Governor downplays expected hikes in utility rates
By The Star Staff
Gov. Pedro Pierluisi Urrutia on Thursday minimized the impact of proposed increases in the cost of water and electricity.
The governor stated that the water hike is 53 cents a month and that it will be executed by order of the Financial Oversight and Management Board and the fiscal plan of the Puerto Rico Aqueduct and Sewer Authority (PRASA).
On the other hand, he indicated that the increase in the cost of electricity that LUMA Energy has requested is not final and is subject to the approval of the Puerto Rico Energy Bureau (PREB). Pierlusi pointed out that in February of last year the kilowatt-hour cost of electricity was 28 cents and now it is 20.7 cents.
“Luma made that request, but PREB has the last word,” he said.
Pierluisi noted that PRASA has restructured its finances, improved its fiscal condition and has a huge capital investment plan.
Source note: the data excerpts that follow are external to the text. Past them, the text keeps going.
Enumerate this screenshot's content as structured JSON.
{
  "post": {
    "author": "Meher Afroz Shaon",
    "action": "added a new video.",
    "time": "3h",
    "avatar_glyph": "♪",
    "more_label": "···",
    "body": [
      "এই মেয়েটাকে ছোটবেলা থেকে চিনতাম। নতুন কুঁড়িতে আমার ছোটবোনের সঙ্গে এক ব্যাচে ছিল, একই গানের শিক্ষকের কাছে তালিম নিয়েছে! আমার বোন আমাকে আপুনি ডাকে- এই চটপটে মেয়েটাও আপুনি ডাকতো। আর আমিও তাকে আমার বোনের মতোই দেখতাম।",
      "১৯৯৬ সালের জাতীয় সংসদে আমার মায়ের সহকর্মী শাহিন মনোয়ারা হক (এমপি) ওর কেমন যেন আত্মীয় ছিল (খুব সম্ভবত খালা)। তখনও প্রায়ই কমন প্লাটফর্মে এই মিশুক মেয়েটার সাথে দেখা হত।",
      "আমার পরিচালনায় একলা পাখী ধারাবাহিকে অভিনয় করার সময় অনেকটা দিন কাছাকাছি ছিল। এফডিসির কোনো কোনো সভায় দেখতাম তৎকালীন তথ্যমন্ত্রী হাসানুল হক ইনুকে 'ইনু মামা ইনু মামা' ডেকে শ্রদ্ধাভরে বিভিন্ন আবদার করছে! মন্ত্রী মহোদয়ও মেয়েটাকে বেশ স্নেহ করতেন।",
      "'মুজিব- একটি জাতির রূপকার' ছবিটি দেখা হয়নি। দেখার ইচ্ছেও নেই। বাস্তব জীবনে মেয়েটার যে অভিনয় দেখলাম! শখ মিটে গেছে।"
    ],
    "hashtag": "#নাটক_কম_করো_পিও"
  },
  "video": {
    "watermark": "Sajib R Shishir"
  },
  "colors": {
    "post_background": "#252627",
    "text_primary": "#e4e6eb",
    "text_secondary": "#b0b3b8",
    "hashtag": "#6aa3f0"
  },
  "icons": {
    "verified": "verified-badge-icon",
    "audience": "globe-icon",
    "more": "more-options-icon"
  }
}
In addition, the water utility will install thousands of digital meters to better measure consumption.
Regarding the cost of electricity, the governor insisted that the PREB will have the last word.
“I don’t anticipate a hike and if there was a hike it would be very minimal, if any,” he said.
Pierluisi also said he considers it positive that U.S. District Judge Laura Taylor Swain has accepted the request made by the oversight board to postpone the confirmation process of the Puerto Rico Electric Power Authority (PREPA) debt adjustment plan (see related story on page 3).
“The information has been coming out, mainly as a result of the litigation, the bankruptcy process before the federal court,” he said. “For example, in that litigation process it was indicated that the [oversight] board is in the process of or about to update or revise PREPA’s fiscal plan. It was also indicated that the board received new income projections from [private power grid operator] LUMA, among other entities and, as has also been publicly indicated, we see that more and more consumers and entities are resorting to acquiring solar systems, solar panels with batteries, and that has an impact on PREPA’s income.”
The governor also pointed out, by insisting that any adjustment plan must be payable as long as the economy is not affected, that private sector entities and unions have raised the flag about the danger of the adjustment plan proposed by the oversight board and that it would raise the cost of electricity substantially. Meanwhile, more consumers are buying solar systems, which means less revenue for PREPA.
Pierluisi anticipated that the oversight board will amend PREPA’s fiscal plan taking into account the anticipated decline in revenue.